In the Gospel, like a cover song, we are talking about contexts. To properly communicate the message in both, you have to understand the context in which the original was written and the context that you’re bringing it into. You can’t just tear a piece of the Bible out and slap it into 2008 expecting the meaning to translate. You have to get to know the audience, writer, and the writer’s intent to really convey the meaning of the song. Similarly, you need to understand how to connect that meaning to your contemporary audience.
Ryan Adams’ audience likes alt-country, so he did a version of “Wonderwall” that pulled it out of its original context and presented it to his fans. Maybe they knew the song already, and if so, maybe they heard the song in a whole new way.
In the Gospel, like a cover song, we’re not asked to write a new song or be the stars. The star is the song itself and we are to be true to the general musical framework of the song. Now, stick with me as I toss out some lame musical jargon. Perhaps we can “remix” it, emphasizing the simplest parts of it for broader commercial appeal - I’d say the seeker-sensitive churches do this - but we’re not to make a ‘mash-up’ with it - because that would be taking another song (truth) and saying that it’s equally as valid and making a new song of out of it; that would be syncretism. And, we’re certainly not able to ‘sample’ it like a hip-hop artist, jarring the piece we like from its original context to make it part of our song, our story, with us as the star. No, it’s not like that. The Gospel provides the structure, melody, and lyrics we’re to be true to; and God, not us, is the star or hero of the story.

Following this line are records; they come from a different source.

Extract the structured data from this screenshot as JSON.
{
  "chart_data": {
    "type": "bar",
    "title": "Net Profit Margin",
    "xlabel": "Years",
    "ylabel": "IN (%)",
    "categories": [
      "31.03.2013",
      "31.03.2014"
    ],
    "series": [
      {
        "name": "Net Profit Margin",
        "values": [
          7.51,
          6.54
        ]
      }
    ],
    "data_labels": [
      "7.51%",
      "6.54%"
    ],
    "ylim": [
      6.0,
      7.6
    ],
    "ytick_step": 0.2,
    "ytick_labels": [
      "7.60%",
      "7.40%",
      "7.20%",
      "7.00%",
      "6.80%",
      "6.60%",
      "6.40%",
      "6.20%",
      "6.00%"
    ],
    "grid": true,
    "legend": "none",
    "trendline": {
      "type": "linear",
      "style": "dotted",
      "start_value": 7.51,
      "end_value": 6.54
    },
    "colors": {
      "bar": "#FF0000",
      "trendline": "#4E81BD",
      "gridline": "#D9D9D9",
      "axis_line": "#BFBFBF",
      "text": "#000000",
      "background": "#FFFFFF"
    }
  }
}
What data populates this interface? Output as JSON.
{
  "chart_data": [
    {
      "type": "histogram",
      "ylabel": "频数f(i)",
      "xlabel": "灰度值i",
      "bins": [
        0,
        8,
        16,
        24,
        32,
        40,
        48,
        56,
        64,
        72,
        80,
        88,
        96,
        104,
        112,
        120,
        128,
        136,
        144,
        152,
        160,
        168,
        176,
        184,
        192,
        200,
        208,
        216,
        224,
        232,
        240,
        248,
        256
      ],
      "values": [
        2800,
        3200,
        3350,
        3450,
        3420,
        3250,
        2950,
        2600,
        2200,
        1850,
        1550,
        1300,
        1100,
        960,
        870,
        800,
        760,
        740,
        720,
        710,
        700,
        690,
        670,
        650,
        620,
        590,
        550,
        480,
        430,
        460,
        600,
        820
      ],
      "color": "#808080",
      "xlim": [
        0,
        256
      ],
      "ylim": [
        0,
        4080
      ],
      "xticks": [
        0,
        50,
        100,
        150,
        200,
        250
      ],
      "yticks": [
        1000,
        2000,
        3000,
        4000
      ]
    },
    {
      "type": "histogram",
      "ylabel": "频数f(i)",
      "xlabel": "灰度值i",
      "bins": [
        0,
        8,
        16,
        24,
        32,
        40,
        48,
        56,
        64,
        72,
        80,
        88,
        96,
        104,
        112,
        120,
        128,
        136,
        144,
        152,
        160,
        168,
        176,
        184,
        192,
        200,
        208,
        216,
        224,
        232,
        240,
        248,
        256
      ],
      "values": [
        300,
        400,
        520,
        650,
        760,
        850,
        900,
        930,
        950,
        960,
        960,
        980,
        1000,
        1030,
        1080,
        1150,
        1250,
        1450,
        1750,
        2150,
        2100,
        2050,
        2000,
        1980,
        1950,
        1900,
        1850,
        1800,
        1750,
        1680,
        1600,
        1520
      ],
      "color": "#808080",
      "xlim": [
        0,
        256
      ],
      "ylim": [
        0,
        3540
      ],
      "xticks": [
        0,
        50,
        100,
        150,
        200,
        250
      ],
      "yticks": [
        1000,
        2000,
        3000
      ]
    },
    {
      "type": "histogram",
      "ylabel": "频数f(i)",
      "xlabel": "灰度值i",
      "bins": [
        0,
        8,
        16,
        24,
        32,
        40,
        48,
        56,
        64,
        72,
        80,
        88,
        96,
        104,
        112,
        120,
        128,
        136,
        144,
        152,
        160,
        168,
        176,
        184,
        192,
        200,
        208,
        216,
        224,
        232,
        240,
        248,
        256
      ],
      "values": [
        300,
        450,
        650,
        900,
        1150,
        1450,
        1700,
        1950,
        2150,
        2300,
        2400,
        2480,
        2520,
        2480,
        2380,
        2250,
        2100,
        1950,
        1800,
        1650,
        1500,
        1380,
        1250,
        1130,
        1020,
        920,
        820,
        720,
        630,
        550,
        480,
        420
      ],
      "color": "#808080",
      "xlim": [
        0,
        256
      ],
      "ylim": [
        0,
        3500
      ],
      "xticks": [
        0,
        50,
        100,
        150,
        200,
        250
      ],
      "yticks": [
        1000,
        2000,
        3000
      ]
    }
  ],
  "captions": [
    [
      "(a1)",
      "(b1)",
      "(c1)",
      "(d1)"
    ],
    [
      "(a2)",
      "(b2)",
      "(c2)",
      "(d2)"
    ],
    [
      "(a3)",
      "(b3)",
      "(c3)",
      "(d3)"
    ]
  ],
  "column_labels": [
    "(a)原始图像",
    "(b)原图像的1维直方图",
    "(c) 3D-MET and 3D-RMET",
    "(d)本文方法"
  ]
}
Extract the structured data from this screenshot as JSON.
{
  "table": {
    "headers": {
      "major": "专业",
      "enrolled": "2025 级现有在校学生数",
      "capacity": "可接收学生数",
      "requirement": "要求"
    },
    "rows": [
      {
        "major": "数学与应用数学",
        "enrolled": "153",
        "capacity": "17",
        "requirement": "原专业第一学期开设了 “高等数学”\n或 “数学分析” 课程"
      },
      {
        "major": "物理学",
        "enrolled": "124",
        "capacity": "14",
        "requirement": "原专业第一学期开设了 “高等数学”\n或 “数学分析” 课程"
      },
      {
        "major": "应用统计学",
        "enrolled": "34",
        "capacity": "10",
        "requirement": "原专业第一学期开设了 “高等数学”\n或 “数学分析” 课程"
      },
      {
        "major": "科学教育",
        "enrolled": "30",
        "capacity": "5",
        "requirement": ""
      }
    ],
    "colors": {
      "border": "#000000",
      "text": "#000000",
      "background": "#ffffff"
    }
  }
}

Perhaps you see where I’m going with this; but the reason I think Christian contextualization needs to be more like a cover song than anything else is because we’re dealing with truth. The Gospel is truth. It is a true story, set it in real human history. It is a set of beliefs and doctrine that have come from this story. We have been given the song to play in the Bible. We have been given the words, the melody, the core of the song. To veer from those things would be to make a whole new song. The only question we have to explore is how are we going to play it?
This is why repainting and reimagining fall short in my opinion. They’re rooted in the subjective; they’re completely up to the artist to revise. They seem to disregard that we are given an objective set of truth with which to work.
My concern for my generation is that we learn the Gospel - that we learn it like our favorite song that we hum over and over, that we play on repeat in the car and sing at the top of our lungs. My concern is that we learn the truths like lyrics and melodies so that when someone says, “How does that story go?” we can sing it off the top of our heads. My concern is that we practice and learn our instruments so that we’re first bringing the truths about God, sin, Jesus, the cross, the resurrection, and their implications to bear on our own hearts constantly - like a guitar player callouses his hands practicing - to be able bring the truths to bear in new ways, to new contexts, to new people.